Sunday, 29 January 2012

Sherlock Holmes: A Game of Shadows (2011)

I write this review never having seen the first film in this series, so with fresh eyes and no expectations, I was ready to enjoy Robert Downey Jnr.’s portrayal of the famous detective.

 I will say this--it was a lot of fun, it does follow the new fashion of the two-and-a-half-hour movie that came about a few years ago. A few problems, though, really left me cringing, and without spoiling the film, I’ll elaborate on those.

There’s an accent dissonance whereby English actors are cast alongside American actors, and while English actors simply keep their natural accents, American ones seem to adopt an antiquated accent reminiscent of early British radio broadcasts. 

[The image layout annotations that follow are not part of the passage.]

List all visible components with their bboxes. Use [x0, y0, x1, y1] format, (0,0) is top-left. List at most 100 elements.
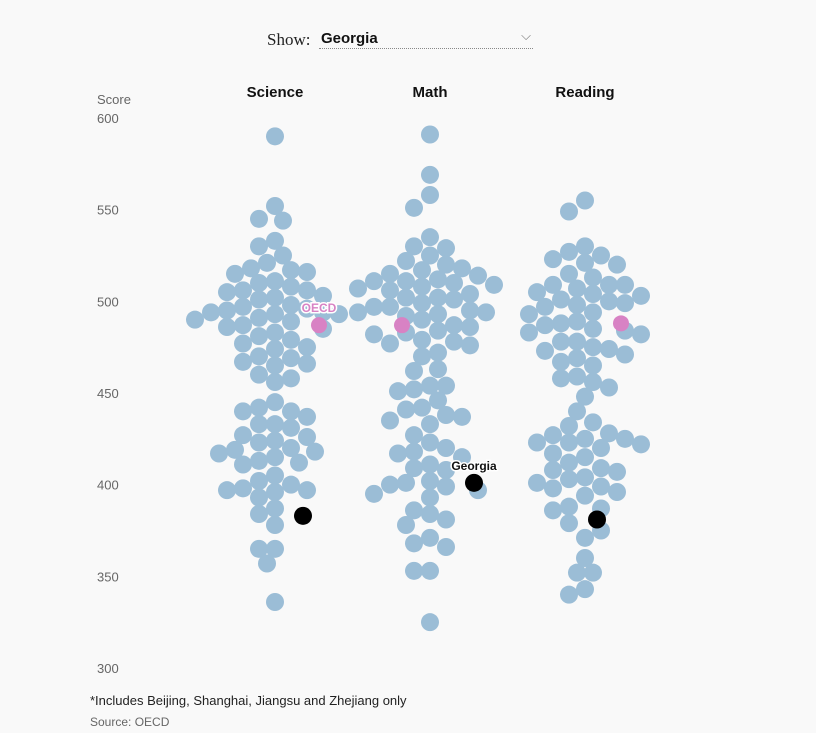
country-dot[interactable]: [429, 343, 447, 362]
country-dot[interactable]: [544, 461, 562, 479]
country-dot[interactable]: [600, 292, 618, 311]
selected-country-dot[interactable]: [465, 473, 483, 492]
country-dot[interactable]: [584, 356, 602, 375]
country-dot[interactable]: [298, 263, 316, 281]
country-dot[interactable]: [445, 332, 463, 351]
country-dot[interactable]: [616, 294, 634, 313]
country-dot[interactable]: [290, 453, 308, 472]
country-dot[interactable]: [568, 312, 586, 331]
country-dot[interactable]: [413, 277, 431, 296]
oecd-dot[interactable]: [394, 317, 410, 334]
country-dot[interactable]: [250, 237, 268, 256]
country-dot[interactable]: [413, 347, 431, 366]
country-dot[interactable]: [314, 303, 332, 322]
country-dot[interactable]: [349, 303, 367, 322]
country-dot[interactable]: [584, 563, 602, 582]
country-dot[interactable]: [552, 332, 570, 351]
country-dot[interactable]: [544, 250, 562, 269]
country-dot[interactable]: [437, 376, 455, 395]
country-dot[interactable]: [560, 514, 578, 533]
country-dot[interactable]: [552, 314, 570, 333]
country-dot[interactable]: [365, 297, 383, 316]
country-dot[interactable]: [421, 528, 439, 547]
country-dot[interactable]: [282, 330, 300, 349]
country-dot[interactable]: [282, 418, 300, 437]
country-dot[interactable]: [568, 332, 586, 351]
country-dot[interactable]: [576, 429, 594, 448]
country-dot[interactable]: [536, 297, 554, 316]
country-dot[interactable]: [234, 334, 252, 353]
country-dot[interactable]: [528, 473, 546, 492]
country-dot[interactable]: [405, 561, 423, 580]
country-dot[interactable]: [266, 127, 284, 146]
country-dot[interactable]: [405, 426, 423, 445]
country-dot[interactable]: [258, 554, 276, 573]
country-dot[interactable]: [397, 252, 415, 270]
country-dot[interactable]: [445, 316, 463, 335]
country-dot[interactable]: [576, 486, 594, 505]
country-dot[interactable]: [421, 561, 439, 580]
country-dot[interactable]: [405, 237, 423, 256]
country-dot[interactable]: [405, 198, 423, 217]
country-dot[interactable]: [576, 387, 594, 406]
country-dot[interactable]: [258, 253, 276, 272]
country-dot[interactable]: [389, 382, 407, 401]
country-dot[interactable]: [266, 516, 284, 534]
country-dot[interactable]: [298, 338, 316, 357]
country-dot[interactable]: [250, 415, 268, 434]
country-dot[interactable]: [437, 510, 455, 529]
country-dot[interactable]: [437, 406, 455, 424]
country-dot[interactable]: [282, 277, 300, 296]
country-dot[interactable]: [544, 426, 562, 445]
country-dot[interactable]: [560, 264, 578, 283]
country-dot[interactable]: [413, 398, 431, 417]
country-dot[interactable]: [250, 488, 268, 507]
country-dot[interactable]: [250, 433, 268, 452]
country-dot[interactable]: [381, 281, 399, 300]
country-dot[interactable]: [560, 497, 578, 516]
country-dot[interactable]: [266, 272, 284, 291]
country-dot[interactable]: [576, 237, 594, 256]
country-dot[interactable]: [421, 505, 439, 523]
country-dot[interactable]: [568, 563, 586, 582]
oecd-dot[interactable]: [311, 317, 327, 334]
country-dot[interactable]: [437, 239, 455, 258]
country-dot[interactable]: [592, 246, 610, 265]
country-dot[interactable]: [592, 477, 610, 496]
country-dot[interactable]: [266, 415, 284, 434]
country-dot[interactable]: [608, 255, 626, 274]
country-dot[interactable]: [298, 299, 316, 318]
country-dropdown[interactable]: Georgia ⌵: [319, 28, 533, 49]
country-dot[interactable]: [568, 279, 586, 298]
country-dot[interactable]: [330, 305, 348, 324]
country-dot[interactable]: [584, 285, 602, 303]
country-dot[interactable]: [576, 468, 594, 487]
country-dot[interactable]: [437, 461, 455, 479]
country-dot[interactable]: [298, 481, 316, 500]
country-dot[interactable]: [266, 593, 284, 611]
country-dot[interactable]: [421, 125, 439, 144]
country-dot[interactable]: [421, 455, 439, 474]
country-dot[interactable]: [576, 528, 594, 547]
selected-country-dot[interactable]: [294, 506, 312, 525]
country-dot[interactable]: [381, 334, 399, 353]
country-dot[interactable]: [250, 539, 268, 558]
country-dot[interactable]: [429, 288, 447, 307]
country-dot[interactable]: [616, 345, 634, 364]
country-dot[interactable]: [584, 413, 602, 432]
country-dot[interactable]: [445, 274, 463, 292]
country-dot[interactable]: [234, 455, 252, 474]
country-dot[interactable]: [234, 281, 252, 300]
country-dot[interactable]: [298, 407, 316, 426]
country-dot[interactable]: [560, 470, 578, 489]
country-dot[interactable]: [520, 323, 538, 342]
country-dot[interactable]: [250, 505, 268, 523]
country-dot[interactable]: [544, 444, 562, 463]
country-dot[interactable]: [544, 501, 562, 520]
country-dot[interactable]: [397, 272, 415, 291]
country-dot[interactable]: [437, 538, 455, 556]
country-dot[interactable]: [600, 424, 618, 443]
country-dot[interactable]: [266, 431, 284, 450]
country-dot[interactable]: [576, 253, 594, 272]
selected-country-dot[interactable]: [588, 510, 606, 529]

The fight scenes are, in a word, stupid. Lots of clicks and whizzes and snaps and slices are used, cheaply, to give the illusion of something happening when in fact, not much is. The first fight scene we’re given even uses the old trope of something dropping to the ground to see the henchmen dispatched with before it hits the ground (in this case, and apple thrown in the air). Surely that was over, wasn’t it? For this and other similar reasons, we can’t treat this film as any type of period piece. This establishes a further problem that Holmes is just so infallible that I never actually question whether he’ll make it through the next sequence or not.

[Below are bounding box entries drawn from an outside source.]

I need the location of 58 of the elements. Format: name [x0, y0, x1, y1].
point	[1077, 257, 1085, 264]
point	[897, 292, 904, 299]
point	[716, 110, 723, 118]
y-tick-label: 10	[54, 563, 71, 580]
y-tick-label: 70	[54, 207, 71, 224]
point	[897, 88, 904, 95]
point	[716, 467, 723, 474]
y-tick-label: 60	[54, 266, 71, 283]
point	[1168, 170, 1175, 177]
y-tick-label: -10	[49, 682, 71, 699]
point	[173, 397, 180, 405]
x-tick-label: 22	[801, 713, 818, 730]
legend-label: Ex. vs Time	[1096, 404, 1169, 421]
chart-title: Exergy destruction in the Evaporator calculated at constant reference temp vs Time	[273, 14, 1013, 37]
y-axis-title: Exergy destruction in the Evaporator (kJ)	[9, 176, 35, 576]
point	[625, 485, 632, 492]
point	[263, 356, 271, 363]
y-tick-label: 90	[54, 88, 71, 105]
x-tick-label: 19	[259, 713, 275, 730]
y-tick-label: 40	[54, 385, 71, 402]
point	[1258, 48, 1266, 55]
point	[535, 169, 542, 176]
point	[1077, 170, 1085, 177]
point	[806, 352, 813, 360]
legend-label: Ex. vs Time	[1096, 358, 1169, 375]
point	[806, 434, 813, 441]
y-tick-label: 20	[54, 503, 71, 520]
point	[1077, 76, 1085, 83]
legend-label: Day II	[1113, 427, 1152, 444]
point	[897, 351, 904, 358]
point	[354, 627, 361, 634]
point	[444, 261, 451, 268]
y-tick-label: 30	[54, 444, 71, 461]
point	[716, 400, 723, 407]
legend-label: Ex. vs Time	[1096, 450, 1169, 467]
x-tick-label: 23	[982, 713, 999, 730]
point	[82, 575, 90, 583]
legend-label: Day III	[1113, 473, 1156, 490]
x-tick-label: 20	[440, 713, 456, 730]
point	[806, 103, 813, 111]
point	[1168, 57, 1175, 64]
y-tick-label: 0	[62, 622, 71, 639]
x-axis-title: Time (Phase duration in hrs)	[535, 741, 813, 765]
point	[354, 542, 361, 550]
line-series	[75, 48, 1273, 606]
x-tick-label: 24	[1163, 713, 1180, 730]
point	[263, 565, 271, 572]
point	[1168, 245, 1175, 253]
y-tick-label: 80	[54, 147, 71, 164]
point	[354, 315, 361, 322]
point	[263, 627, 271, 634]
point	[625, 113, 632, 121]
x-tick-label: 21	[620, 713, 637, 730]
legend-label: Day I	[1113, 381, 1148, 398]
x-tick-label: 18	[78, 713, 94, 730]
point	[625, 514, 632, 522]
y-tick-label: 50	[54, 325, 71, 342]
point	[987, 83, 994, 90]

The film-makers don’t seem to make any attempt to tone down this stupidity either. In an early scene, Holmes can be seen quaffing down a brandy glass full of Formaldehyde, which is extremely poisonous, for no other reason that it establishes the character as ‘quirky’. Later, Holmes gives us narration for a fight scene, but rather than describe his thoughts, he instead gives us a recipe for scrambled eggs. What? Yes, that’s right. The intention is to show that Holmes approaches a fight like a chef would approach the cooking of breakfast, but the execution of this idea is so hammed up I did literally find myself cringing.

RDJ is fun to watch on screen--he is essentially playing himself (right down to surviving on caffeine, cigarettes, and coca leaves... cough cough) and the relationship (or partnership) between Holmes and Watson is interesting and entertaining.

Look, Sherlock Holmes: A Game of Shadows is most definitely a film that can be enjoyed if you switch your brain off and go along for the ride. The fact that it’s that kind of film, however, left me disappointed. Shouldn’t enjoying a Sherlock Holmes story be about switching your brain on?